Blumberg (asti) Die Diskussionen um die Wiederbelebung der Vereinsjugendförderung nach einem Antrag der SPD-Fraktion (wir berichteten) ist vorläufig beendet. Der Finanz- und Verwaltungsausschuss hat in seiner nichtöffentlichen Sitzung am Donnerstagabend beschlossen, dass die Richtlinien zur Förderung der örtlichen Vereine vom 1. Mai 2003 weiter Bestand haben. Das teilte das Hauptamt gestern mit.
Diese Richtlinien weisen jährliche Mittel für die Individual- und Projektförderung von jeweils 8950 Euro aus, sind aber aufgrund der knappen Finanzsituation der Stadt unbefristet auf Eis gelegt.

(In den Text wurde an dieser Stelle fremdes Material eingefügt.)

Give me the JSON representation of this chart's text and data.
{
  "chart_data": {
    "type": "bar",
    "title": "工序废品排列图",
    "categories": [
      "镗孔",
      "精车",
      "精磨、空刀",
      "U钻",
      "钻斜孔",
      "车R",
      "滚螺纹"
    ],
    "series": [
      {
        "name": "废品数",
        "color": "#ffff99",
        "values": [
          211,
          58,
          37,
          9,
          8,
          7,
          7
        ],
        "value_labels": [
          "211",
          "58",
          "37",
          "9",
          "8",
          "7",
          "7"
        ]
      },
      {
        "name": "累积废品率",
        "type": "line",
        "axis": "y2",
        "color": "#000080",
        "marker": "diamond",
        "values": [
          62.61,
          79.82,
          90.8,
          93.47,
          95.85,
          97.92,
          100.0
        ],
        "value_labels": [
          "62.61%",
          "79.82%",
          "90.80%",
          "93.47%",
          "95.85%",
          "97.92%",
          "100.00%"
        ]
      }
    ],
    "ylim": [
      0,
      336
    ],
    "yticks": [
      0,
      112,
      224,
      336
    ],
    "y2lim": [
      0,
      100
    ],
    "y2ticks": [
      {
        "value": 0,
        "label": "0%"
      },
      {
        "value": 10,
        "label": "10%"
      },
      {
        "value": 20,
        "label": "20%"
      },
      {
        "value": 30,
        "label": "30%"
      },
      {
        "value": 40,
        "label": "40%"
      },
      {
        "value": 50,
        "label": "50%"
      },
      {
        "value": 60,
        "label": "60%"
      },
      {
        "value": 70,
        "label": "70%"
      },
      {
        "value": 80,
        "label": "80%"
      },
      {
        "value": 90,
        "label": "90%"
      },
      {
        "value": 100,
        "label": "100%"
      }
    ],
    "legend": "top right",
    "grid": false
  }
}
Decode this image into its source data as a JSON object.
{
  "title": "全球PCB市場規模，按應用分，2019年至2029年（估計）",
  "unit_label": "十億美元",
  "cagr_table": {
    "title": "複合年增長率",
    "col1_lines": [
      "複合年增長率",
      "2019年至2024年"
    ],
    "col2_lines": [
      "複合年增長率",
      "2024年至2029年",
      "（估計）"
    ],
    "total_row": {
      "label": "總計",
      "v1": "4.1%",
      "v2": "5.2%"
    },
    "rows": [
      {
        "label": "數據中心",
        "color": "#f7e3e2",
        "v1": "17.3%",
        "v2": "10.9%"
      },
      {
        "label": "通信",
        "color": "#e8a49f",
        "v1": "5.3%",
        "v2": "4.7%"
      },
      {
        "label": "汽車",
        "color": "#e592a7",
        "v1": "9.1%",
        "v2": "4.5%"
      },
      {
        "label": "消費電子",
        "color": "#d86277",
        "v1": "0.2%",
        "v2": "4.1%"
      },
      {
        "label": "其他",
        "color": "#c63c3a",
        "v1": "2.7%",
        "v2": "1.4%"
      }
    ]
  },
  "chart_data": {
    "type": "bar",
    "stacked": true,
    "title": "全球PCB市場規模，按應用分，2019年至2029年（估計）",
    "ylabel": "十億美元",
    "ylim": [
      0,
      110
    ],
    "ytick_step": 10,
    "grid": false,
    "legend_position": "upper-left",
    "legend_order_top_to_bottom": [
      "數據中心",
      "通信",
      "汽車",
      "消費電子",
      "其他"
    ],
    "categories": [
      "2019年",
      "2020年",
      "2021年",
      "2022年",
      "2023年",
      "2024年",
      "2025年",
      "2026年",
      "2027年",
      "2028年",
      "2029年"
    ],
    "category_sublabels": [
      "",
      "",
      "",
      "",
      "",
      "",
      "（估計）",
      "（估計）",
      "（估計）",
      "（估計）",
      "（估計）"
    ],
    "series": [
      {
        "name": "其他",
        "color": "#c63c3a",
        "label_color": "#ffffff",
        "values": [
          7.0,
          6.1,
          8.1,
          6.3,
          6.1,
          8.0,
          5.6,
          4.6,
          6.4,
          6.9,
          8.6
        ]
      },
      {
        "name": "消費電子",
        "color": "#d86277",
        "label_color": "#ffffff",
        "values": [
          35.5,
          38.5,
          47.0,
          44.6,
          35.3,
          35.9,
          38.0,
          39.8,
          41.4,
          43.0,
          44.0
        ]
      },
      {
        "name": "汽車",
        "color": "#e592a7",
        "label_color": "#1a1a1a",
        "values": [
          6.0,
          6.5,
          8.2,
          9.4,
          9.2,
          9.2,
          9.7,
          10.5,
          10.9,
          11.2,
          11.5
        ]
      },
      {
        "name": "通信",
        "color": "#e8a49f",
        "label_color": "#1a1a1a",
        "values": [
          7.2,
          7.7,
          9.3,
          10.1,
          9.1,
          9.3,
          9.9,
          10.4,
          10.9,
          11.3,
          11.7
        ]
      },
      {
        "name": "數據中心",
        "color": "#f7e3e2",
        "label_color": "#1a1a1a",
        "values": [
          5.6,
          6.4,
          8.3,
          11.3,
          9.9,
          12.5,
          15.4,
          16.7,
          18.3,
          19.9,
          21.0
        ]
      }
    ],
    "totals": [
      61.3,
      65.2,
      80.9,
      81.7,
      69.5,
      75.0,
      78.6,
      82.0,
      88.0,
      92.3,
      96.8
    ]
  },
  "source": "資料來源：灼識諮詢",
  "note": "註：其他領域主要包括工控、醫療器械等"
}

Zudem sollen Spenden von Firmen, Institutionen, Verbänden oder Privatpersonen für die Jugendarbeit künftig entsprechend den Förderrichtlinien der Stadt der Jugendarbeit zugute kommen. Die Beschlussempfehlung wird dem Gemeinderat in seiner Sitzung am 27. November zur Beschlussfassung vorgelegt. Im Vorfeld hatte CDU-Fraktionschef Stefan Scherer der SPD Populismus vorgeworfen. FDP-Stadtrat Michael Walter hielt Scherer daraufhin das Verwechseln von Mehrheit mit Macht vor. Klaus-Dieter Müller und die Freie Liste sehen ebenso wie eine Mehrheit der CDU den gerechteren Weg der Förderung in der Befreuung des Jugendbereichs von Gebäudenutzungsgebühren.